En ce qui concerne la discrimination dans les forces armées, l'une des plus importantes tâches dont le Canada, les pays européens et d'autres pays doivent s'acquitter est celle de s'assurer que nos institutions — que ce soit les forces armées, le gouvernement ou le milieu de l'enseignement, par exemple — reflètent vraiment la diversité de notre société. Si les immigrants de deuxième et de troisième génération constatent que la force militaire n'est constituée que d'hommes blancs, ils n'auront pas de sentiment d'appartenance. Ils ne sentiront pas nécessairement qu'ils ont un devoir. Nous assurer que nos institutions reflètent la diversité de notre société est essentiel pour prévenir le type de conflits qui ont lieu actuellement.

Mme O'Neill : Il est fascinant de voir, et c'est décourageant à divers égards — en particulier dans cette ville —, ce qu'on dit sur la lutte contre l'extrémisme violent. Sanam a fait allusion à cette fascination, à cette obsession pour les combattants étrangers.
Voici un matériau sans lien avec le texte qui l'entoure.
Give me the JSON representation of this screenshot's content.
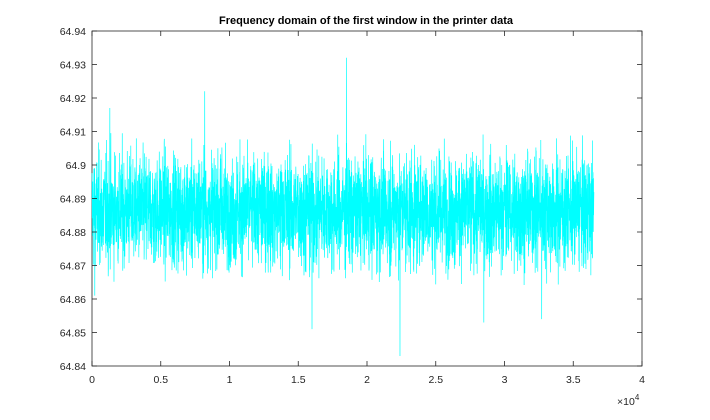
{
  "chart_data": {
    "type": "line",
    "title": "Frequency domain of the first window in the printer data",
    "xlabel": "",
    "ylabel": "",
    "xlim": [
      0,
      40000
    ],
    "ylim": [
      64.84,
      64.94
    ],
    "x_tick_labels": [
      "0",
      "0.5",
      "1",
      "1.5",
      "2",
      "2.5",
      "3",
      "3.5",
      "4"
    ],
    "x_tick_values": [
      0,
      5000,
      10000,
      15000,
      20000,
      25000,
      30000,
      35000,
      40000
    ],
    "x_exponent_label": "×10",
    "x_exponent_power": "4",
    "y_tick_labels": [
      "64.84",
      "64.85",
      "64.86",
      "64.87",
      "64.88",
      "64.89",
      "64.9",
      "64.91",
      "64.92",
      "64.93",
      "64.94"
    ],
    "y_tick_values": [
      64.84,
      64.85,
      64.86,
      64.87,
      64.88,
      64.89,
      64.9,
      64.91,
      64.92,
      64.93,
      64.94
    ],
    "grid": false,
    "legend": "none",
    "series": [
      {
        "color": "#00ffff",
        "x_start": 1,
        "x_end": 36500,
        "n_points": 4000,
        "center": 64.8865,
        "typical_low": 64.87,
        "typical_high": 64.905,
        "extremes": [
          {
            "x": 200,
            "y": 64.861
          },
          {
            "x": 1300,
            "y": 64.917
          },
          {
            "x": 8200,
            "y": 64.922
          },
          {
            "x": 16000,
            "y": 64.851
          },
          {
            "x": 18500,
            "y": 64.932
          },
          {
            "x": 22400,
            "y": 64.843
          },
          {
            "x": 28500,
            "y": 64.853
          },
          {
            "x": 32700,
            "y": 64.854
          }
        ]
      }
    ]
  }
}
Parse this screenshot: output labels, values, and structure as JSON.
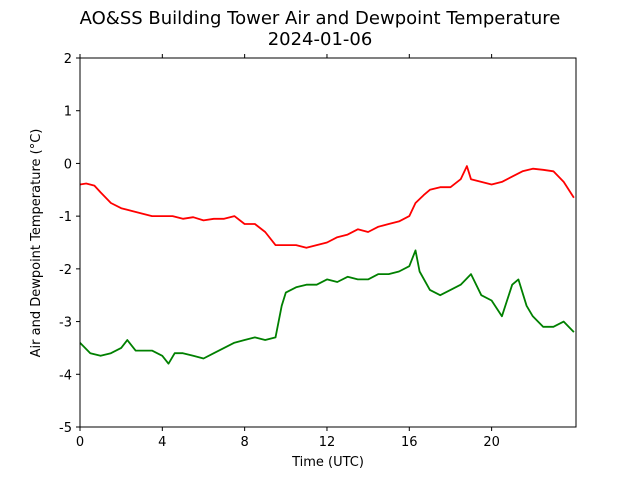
{
  "chart_data": {
    "type": "line",
    "title": "AO&SS Building Tower Air and Dewpoint Temperature",
    "subtitle": "2024-01-06",
    "xlabel": "Time (UTC)",
    "ylabel": "Air and Dewpoint Temperature (°C)",
    "xlim": [
      0,
      24.1
    ],
    "ylim": [
      -5,
      2
    ],
    "xticks": [
      0,
      4,
      8,
      12,
      16,
      20
    ],
    "yticks": [
      -5,
      -4,
      -3,
      -2,
      -1,
      0,
      1,
      2
    ],
    "grid": false,
    "series": [
      {
        "color": "#ff0000",
        "x": [
          0,
          0.3,
          0.7,
          1.0,
          1.5,
          2.0,
          2.5,
          3.0,
          3.5,
          4.0,
          4.5,
          5.0,
          5.5,
          6.0,
          6.5,
          7.0,
          7.5,
          8.0,
          8.5,
          9.0,
          9.5,
          10.0,
          10.5,
          11.0,
          11.5,
          12.0,
          12.5,
          13.0,
          13.5,
          14.0,
          14.5,
          15.0,
          15.5,
          16.0,
          16.3,
          16.7,
          17.0,
          17.5,
          18.0,
          18.5,
          18.8,
          19.0,
          19.5,
          20.0,
          20.5,
          21.0,
          21.5,
          22.0,
          22.5,
          23.0,
          23.5,
          24.0
        ],
        "y": [
          -0.4,
          -0.38,
          -0.42,
          -0.55,
          -0.75,
          -0.85,
          -0.9,
          -0.95,
          -1.0,
          -1.0,
          -1.0,
          -1.05,
          -1.02,
          -1.08,
          -1.05,
          -1.05,
          -1.0,
          -1.15,
          -1.15,
          -1.3,
          -1.55,
          -1.55,
          -1.55,
          -1.6,
          -1.55,
          -1.5,
          -1.4,
          -1.35,
          -1.25,
          -1.3,
          -1.2,
          -1.15,
          -1.1,
          -1.0,
          -0.75,
          -0.6,
          -0.5,
          -0.45,
          -0.45,
          -0.3,
          -0.05,
          -0.3,
          -0.35,
          -0.4,
          -0.35,
          -0.25,
          -0.15,
          -0.1,
          -0.12,
          -0.15,
          -0.35,
          -0.65
        ]
      },
      {
        "color": "#008000",
        "x": [
          0,
          0.5,
          1.0,
          1.5,
          2.0,
          2.3,
          2.7,
          3.0,
          3.5,
          4.0,
          4.3,
          4.6,
          5.0,
          5.5,
          6.0,
          6.5,
          7.0,
          7.5,
          8.0,
          8.5,
          9.0,
          9.5,
          9.8,
          10.0,
          10.5,
          11.0,
          11.5,
          12.0,
          12.5,
          13.0,
          13.5,
          14.0,
          14.5,
          15.0,
          15.5,
          16.0,
          16.3,
          16.5,
          17.0,
          17.5,
          18.0,
          18.5,
          19.0,
          19.5,
          20.0,
          20.5,
          21.0,
          21.3,
          21.7,
          22.0,
          22.5,
          23.0,
          23.5,
          24.0
        ],
        "y": [
          -3.4,
          -3.6,
          -3.65,
          -3.6,
          -3.5,
          -3.35,
          -3.55,
          -3.55,
          -3.55,
          -3.65,
          -3.8,
          -3.6,
          -3.6,
          -3.65,
          -3.7,
          -3.6,
          -3.5,
          -3.4,
          -3.35,
          -3.3,
          -3.35,
          -3.3,
          -2.7,
          -2.45,
          -2.35,
          -2.3,
          -2.3,
          -2.2,
          -2.25,
          -2.15,
          -2.2,
          -2.2,
          -2.1,
          -2.1,
          -2.05,
          -1.95,
          -1.65,
          -2.05,
          -2.4,
          -2.5,
          -2.4,
          -2.3,
          -2.1,
          -2.5,
          -2.6,
          -2.9,
          -2.3,
          -2.2,
          -2.7,
          -2.9,
          -3.1,
          -3.1,
          -3.0,
          -3.2
        ]
      }
    ]
  }
}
Je pense que s'il y a un aspect positif à cela, c'est qu'on se rend compte que les femmes jouent un rôle important d'une façon ou d'une autre.

Il y a eu un moment où bien des gens, que ce soit des groupes d'insurgés ou d'autres gens, pensaient que les femmes n'avaient tout simplement pas d'importance et qu'elles ne feraient que souscrire au plan défini pour elles. Ce que nous constatons ici, c'est que les femmes doivent être ciblées par un message, ce que fait l'EIIS en exploitant leur volonté de lutter contre l'injustice, d'avoir un objectif plus large, de servir une collectivité et de créer ce soi-disant État islamique qu'il fait passer comme quelque chose qu'il n'est pas. En définitive, ces personnes prennent des décisions et exercent une influence d'une manière ou d'une autre.

S'il devait découler quelque chose de cette obsession, il faut que ce soit le constat que si nous ne ciblons pas les femmes avec un message, l'EIIS et d'autres groupes le feront. À tout le moins, c'est une amélioration par rapport à l'idée selon laquelle les femmes n'ont en quelque sorte pas d'importance.

La sénatrice Ataullahjan : Je veux vous poser des questions sur la Birmanie. Nous entendons parler de la violence et des violations des droits de la personne. Je sais que vous travaillez un peu dans la région. Pouvez-vous me dire à quel type de programme vous participez et quelle est la situation des droits des femmes dans ce pays, surtout la situation des Rohingyas?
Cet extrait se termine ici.